The G&L service team ensures streaming quality around the clock
Streams on the internet must be reliably accessible – otherwise viewers quickly turn away. That's why we offer broadcasters, online editors and event streamers a 24x7 service via a service level agreement. But how does it work exactly?
Saturday night, 3 a.m., it's raining outside. The smartphone calls our service technician Stefan Herzogenrath to the scene. A glance at the display shows a warning message: The live stream of a TV channel has collapsed. Stefan reaches for his laptop, logs onto the station's server and restarts the encoder. A few seconds later, the problem is solved and the stream is running again. The customer is satisfied that the quick troubleshooting also works at night and on weekends.
"Internet users rarely have much patience. If internet transmissions break down or are not provided in optimal quality, they quickly turn to other providers," Stefan tells us. "We therefore take no notice of the sandman and guarantee fast and reliable troubleshooting around the clock, seven days a week."
Regular training shortens downtime
To maximise stream availability and minimise downtime, technicians need to know the industry's state-of-the-art technology inside out. Our service staff – all of whom are trained IT specialists for system integration – therefore regularly take part in product training and further technical education. For example, at Akamai University, which specialises in advanced training on web performance solutions, cloud security and media delivery.
"The specialised training always keeps the competence of our first-level support at a very high level in order to be able to identify and fix errors quickly," Stefan emphasises. "Often, our specialists will have an idea of where the cause of the fault might be at the start of a conversation with a customer."
Touchstream simulates viewers and tests stream availability around the clock
The fact that we solve streaming problems within minutes is no coincidence. We've built a system that consists of a chain of monitoring, alerting and collaboration tools – a system that increases the speed of response for technicians. A key component of this is Touchstream – a tool that simulates viewers and constantly retrieves streams of clients from different locations. For example, the tool notices when the quality of a specific ISP's (Internet Service Provider) transmission drops. If such faulty retrievals, of which the customer is often not even aware, exceed a defined threshold, Touchstream reports the problem to checkmk, one of the most efficient and currently most popular monitoring tools for system administrators.
"We also use the tool on the large video wall in our Cologne headquarters as a dashboard, so that almost all services are visible at a glance," Stefan explains. "In case of problems, the tool generates a critical alert and informs a technician."
Toolchain alerts technicians via push alert, SMS and phone call
In order for our technician to start working immediately, a secure and fast transmission of the critical is required. In the past, checkmk informed employees by e-mail. Since the messages sometimes arrived with a delay due to the network quality, we introduced Pagerduty – a tool that not only informs first-level technicians by e-mail, but also by AppPush, SMS and phone call. The work shifts of the experts are stored in the tool, so that the right employees who are on-call can be informed directly. If the technician does not confirm the order, the system automatically alerts the next colleague.

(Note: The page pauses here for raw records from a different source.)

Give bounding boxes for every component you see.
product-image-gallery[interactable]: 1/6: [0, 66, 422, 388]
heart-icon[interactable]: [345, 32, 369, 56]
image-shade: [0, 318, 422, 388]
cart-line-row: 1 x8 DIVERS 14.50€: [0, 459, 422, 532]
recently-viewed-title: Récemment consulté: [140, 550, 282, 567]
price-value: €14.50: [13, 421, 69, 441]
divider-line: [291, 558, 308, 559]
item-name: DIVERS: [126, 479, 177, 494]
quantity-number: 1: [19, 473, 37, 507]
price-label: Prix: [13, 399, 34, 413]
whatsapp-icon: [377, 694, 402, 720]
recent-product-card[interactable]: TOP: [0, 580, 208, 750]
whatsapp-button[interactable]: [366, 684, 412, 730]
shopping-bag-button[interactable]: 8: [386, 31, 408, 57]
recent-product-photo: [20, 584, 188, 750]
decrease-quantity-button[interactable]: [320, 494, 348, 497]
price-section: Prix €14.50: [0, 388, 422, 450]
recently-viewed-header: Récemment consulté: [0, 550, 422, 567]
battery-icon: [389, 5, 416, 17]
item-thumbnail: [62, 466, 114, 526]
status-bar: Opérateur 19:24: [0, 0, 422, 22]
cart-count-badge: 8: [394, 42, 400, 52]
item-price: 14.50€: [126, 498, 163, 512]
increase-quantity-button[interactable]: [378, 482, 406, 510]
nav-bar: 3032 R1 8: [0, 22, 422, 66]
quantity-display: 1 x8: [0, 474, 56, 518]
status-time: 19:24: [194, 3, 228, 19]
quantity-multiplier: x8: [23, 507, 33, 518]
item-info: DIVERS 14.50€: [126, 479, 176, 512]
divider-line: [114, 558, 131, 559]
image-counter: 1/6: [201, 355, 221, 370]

"We can therefore adhere to strict service level agreements with defined response times of a few minutes," says Stefan. "For special events like a major football tournament or even the Olympics, Touchstream also reports outages directly to Pagerduty so we lose even less time."
Reduce fault clearance times: we are man-in-the-middle between CDN and customers
When technicians start troubleshooting, they are usually confronted with two situations. If touchstream retrievals fail in all regions, the problem is usually at the beginning of the distribution chain, usually the encoder that compresses audio and video signals and converts them into a format suitable for streaming. In this case, our technicians access the encoder directly and inform the customer via a ticket in the cloud-based customer support platform Zendesk. If, on the other hand, there are only disrupted retrievals in certain regions, in many cases the fault lies directly with the Content Delivery Network (CDN), which is the basis for the fast delivery of large media files. In this case, a quick coordination between the CDN provider and our customers is required.
"We like to be the middleman in this case, filtering information, passing it between the parties and in many cases already answering questions ourselves," says Stefan. "This way, we can shorten fault clearance times even further and optimise streaming availability."